I’ve written on Lawrence of Arabia on multiple occasions. There is also a Vlog post from a few years ago that you might find interesting. This film is awe inspiring. I first saw it in a truncated form on television. It was a pan and scan version, badly edited from one of the versions that had been circulating in the 70s which had been cut by distributors to shorten running times. The first time I saw it in it’s complete form was in 1989 after the restoration by Robert Harris. I saw it in Century City with my father and I fell completely in love with it then. It was one of the first Criterion Laserdiscs I bought when that was still a thing.

We now make it a habit, just like with the movie “Jaws” to try to take advantage of every screening on a big screen in our area. It’s been almost two years since we last got the chance, but a Sunday afternoon screening is early enough not to be discouraging to people who get up early to go to work. While the movie was not screened on film [it was a DLP projection] it still looks great up on a big screen and the Cinerama Dome has just such a screen. In fact it is a curved screen and at times the images almost look three dimensional.

If you are not familiar with the Cinerama Dome in Hollywood, let’s just say it is unique in construction and history. The original Cinerama films made using a three camera projection technique were the prime reason the theater was built. It uses the geodesic form created by Buckminster Fuller. The shapes actually fit together and support each other without a separate framing process.

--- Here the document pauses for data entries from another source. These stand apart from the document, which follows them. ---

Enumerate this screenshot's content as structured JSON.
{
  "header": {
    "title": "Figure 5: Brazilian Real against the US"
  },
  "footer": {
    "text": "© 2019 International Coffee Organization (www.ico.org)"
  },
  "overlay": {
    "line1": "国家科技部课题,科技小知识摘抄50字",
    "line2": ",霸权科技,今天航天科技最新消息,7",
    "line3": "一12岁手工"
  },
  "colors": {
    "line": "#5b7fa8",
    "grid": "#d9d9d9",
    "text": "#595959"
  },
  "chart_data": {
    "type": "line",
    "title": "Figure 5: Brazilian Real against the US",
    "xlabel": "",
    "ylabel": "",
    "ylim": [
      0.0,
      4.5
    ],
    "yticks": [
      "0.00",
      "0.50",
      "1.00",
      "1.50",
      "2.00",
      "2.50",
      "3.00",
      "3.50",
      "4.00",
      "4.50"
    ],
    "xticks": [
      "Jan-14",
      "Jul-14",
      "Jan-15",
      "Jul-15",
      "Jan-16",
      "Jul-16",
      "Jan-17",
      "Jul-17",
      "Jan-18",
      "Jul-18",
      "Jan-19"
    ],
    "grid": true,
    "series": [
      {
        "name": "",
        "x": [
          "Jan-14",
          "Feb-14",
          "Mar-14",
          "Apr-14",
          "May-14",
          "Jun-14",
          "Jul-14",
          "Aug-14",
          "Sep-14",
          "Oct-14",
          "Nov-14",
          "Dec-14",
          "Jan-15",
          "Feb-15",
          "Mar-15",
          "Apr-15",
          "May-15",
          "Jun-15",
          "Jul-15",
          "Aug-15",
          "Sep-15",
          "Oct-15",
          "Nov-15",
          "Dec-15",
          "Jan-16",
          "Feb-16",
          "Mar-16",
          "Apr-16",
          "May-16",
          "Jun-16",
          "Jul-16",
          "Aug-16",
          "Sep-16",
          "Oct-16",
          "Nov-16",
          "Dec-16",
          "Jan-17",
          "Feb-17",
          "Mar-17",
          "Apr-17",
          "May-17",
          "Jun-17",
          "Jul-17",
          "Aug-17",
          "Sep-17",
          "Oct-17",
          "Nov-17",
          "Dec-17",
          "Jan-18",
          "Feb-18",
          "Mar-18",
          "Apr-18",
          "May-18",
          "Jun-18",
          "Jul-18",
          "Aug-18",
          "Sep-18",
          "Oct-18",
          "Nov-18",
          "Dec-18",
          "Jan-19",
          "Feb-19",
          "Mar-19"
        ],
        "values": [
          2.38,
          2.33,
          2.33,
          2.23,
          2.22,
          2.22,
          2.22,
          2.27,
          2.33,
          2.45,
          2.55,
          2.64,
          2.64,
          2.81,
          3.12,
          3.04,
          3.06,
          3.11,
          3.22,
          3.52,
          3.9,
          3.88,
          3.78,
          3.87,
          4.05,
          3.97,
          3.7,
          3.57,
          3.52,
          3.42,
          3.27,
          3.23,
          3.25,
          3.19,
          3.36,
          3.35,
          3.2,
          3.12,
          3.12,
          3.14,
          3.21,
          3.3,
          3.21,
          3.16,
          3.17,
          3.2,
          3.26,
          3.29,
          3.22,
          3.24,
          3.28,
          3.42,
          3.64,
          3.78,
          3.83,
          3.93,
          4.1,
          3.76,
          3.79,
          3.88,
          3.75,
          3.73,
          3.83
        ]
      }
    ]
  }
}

The theater was scheduled to be torn down several years ago when a new complex was being built on the site. Preservationists and cinefiles from around the world reminded the Archlight Company of the legacy, and they found a way to keep the theater in place as part of their location. As a result, they frequently screen special film presentations of older movies that would benefit from such a unique venue. The sound system is superb and as I said, the screen gives the film a dynamic dimension that you will not get anywhere else.

The theater can accommodate more than 800 customers and today they came pretty close to that. While not every seat was filled, the house felt packed. One easy measure of that is to take a look at the concession stand for a single screen theater. Below is a little shot for you from when I was waiting to get a drink, just about a minute before the overture started. There are at least seven lines and most of them were ten deep.

 

 There is always something new to see in a film if you watch it differently each time. So many little touches in this today were obvious because of the sound and the screen. Prince Faisal’s tent posts creating in the breeze when he first meets with Lawrence is a good example. Also spectacular is the way the sand blows across the feel of Lawrence as he wanders at night, contemplating how to deliver a miracle for the Arab cause.

I have no doubt that I will get the chance to post on this again, and maybe a fresh review will be called for. For the moment, this will simply remain a report on a great movie going experience.

I hope all of you will get a chance someday to see a great movie in one of the remaining historic theaters in Hollywood. It’s not as old as some of the others but it certainly is different.